Al banco del compro oro

Bisogna andarci almeno una volta in un posto come questo. Si trova non lontano dalle sedi di importanti banche, dalla Scala e da antiche residenze di Signori. Una bella zona centrale di Milano. L’ambiente è stretto, il personale cortese, efficiente ed esperto, non una parola più del necessario. Il contatto fisico è inevitabile, si accenna un sorriso amabile ma sfuggente. Le giacche di tweed, le cravatte regimental, i burberry originali e datati portati delle anziane signore sono segno di benessere passato. Nessuno discute sul “cambio” che viene accettato con una gestualità uguale a quando si paga la perdita alla fine di una seduta di poker, quasi a dire «ma figuriamoci, è un gioco e poi queste somme proprio non mi impensieriscono». È un gioco anche questo. Ti trovi di fronte a situazioni che mai avresti creduto possibile sarebbero capitate proprio a te. Qui tocchi con mano sentimenti che avevi solo immaginato.  Dalle tasche e dalle borsette escono piccoli sacchetti, qualche scatoletta di metallo o di legno (crema per baffi, sigarette de luxe…). Tirano fuori il contenuto, se lo guardano ancora una volta e poi viene poggiato sulla bilancina elettronica. Può capitare di notare una mano femminile con lo smalto da rinfrescare. Chissà cosa ha potuto rappresentare quell’oggetto? Nemmeno un piccolo segno di emozione perché questo non è il distacco ufficiale, c’è già stato nel momento stesso in cui la decisione è stata presa con sofferenza. Magari ci hanno pianto nella notte e poi di buon mattino si sono incamminati verso la meta con giri di avvicinamento larghi sebbene le distanze brevi. Entrando hanno incrociato sguardi, fortunatamente, di sconosciuti, tutti lì per lo stesso motivo: il bisogno.
Si prende posto nella coda. Attendono che qualcuno li chiami solo col nome di battesimo e la privacy è salva: Arturo, Stefano, Manuela, Ambrogio, Francesca… Questo è l’unico posto in tutta Milano dove non vedi e non senti chiamare: Alì, Salim, Abdul, Muna, Maysun. Qui ci sono solo quelli che qualcosa l’hanno avuta. Gli importi sono piccoli, non c’è bisogno di pagare con assegno e così si tira un sospiro di sollievo. Si prende il contante e non si portano in giro tracce di questo passaggio. È un sussulto di vergogna evitata, meglio così e poi essere a contatto con danaro tuo e disponibile, anche se per poco, è sempre un piacere.

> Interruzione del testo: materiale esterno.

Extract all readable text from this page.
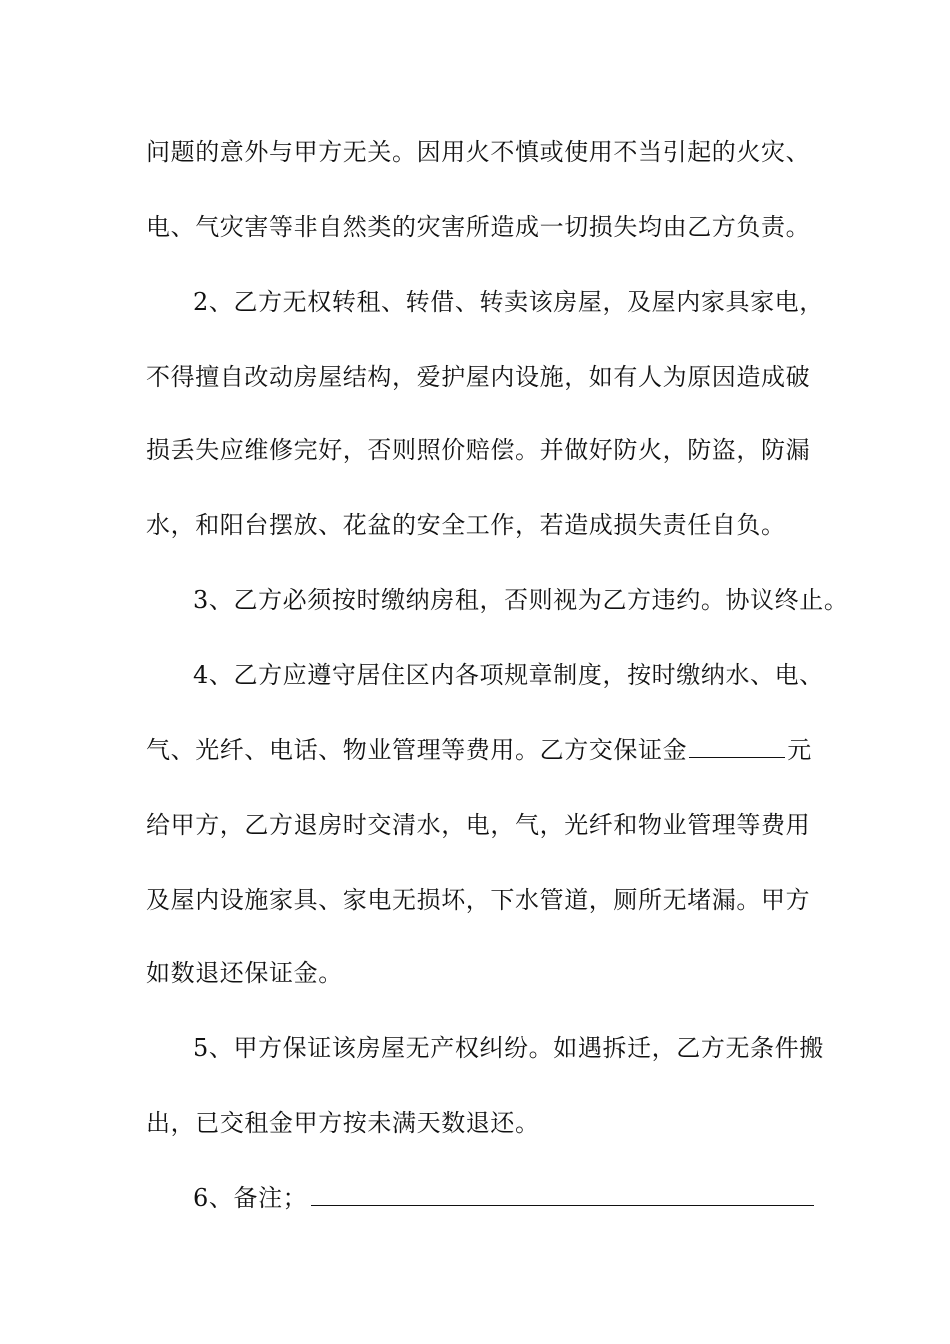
问题的意外与甲方无关。因用火不慎或使用不当引起的火灾、
电、气灾害等非自然类的灾害所造成一切损失均由乙方负责。
2、乙方无权转租、转借、转卖该房屋，及屋内家具家电，
不得擅自改动房屋结构，爱护屋内设施，如有人为原因造成破
损丢失应维修完好，否则照价赔偿。并做好防火，防盗，防漏
水，和阳台摆放、花盆的安全工作，若造成损失责任自负。
3、乙方必须按时缴纳房租，否则视为乙方违约。协议终止。
4、乙方应遵守居住区内各项规章制度，按时缴纳水、电、
气、光纤、电话、物业管理等费用。乙方交保证金	元
给甲方，乙方退房时交清水，电，气，光纤和物业管理等费用
及屋内设施家具、家电无损坏，下水管道，厕所无堵漏。甲方
如数退还保证金。
5、甲方保证该房屋无产权纠纷。如遇拆迁，乙方无条件搬
出，已交租金甲方按未满天数退还。
6、备注；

Pure le frasi che si scambiano nell’attesa hanno lo scopo di cercare, inutilmente, di salvare le apparenze e nascondere il proprio stato che è semplicemente di bisogno:

«Ho pensato che questo fosse il momento migliore per vendere, con oro e argento così alti».

«Mi sono stancato di avere tante piccole cose inutili chiuse in un cassetto, le vendo e mi compro qualcosa che posso mettere ogni giorno».

«Una mia amica malata mi ha dato questo compito, ma se avessi saputo che ti chiedono i documenti…».

«Curo gli interessi di una mia cliente… (234 euro)».

C‘è sempre qualcuno che ascolta e annuisce. Da qui gli oggetti vengono portati in un laboratorio dove subiscono un processo di fusione.

È la rappresentazione finale di un viaggio senza ritorno, qualcosa che è stato tuo sarà distrutto, per sempre.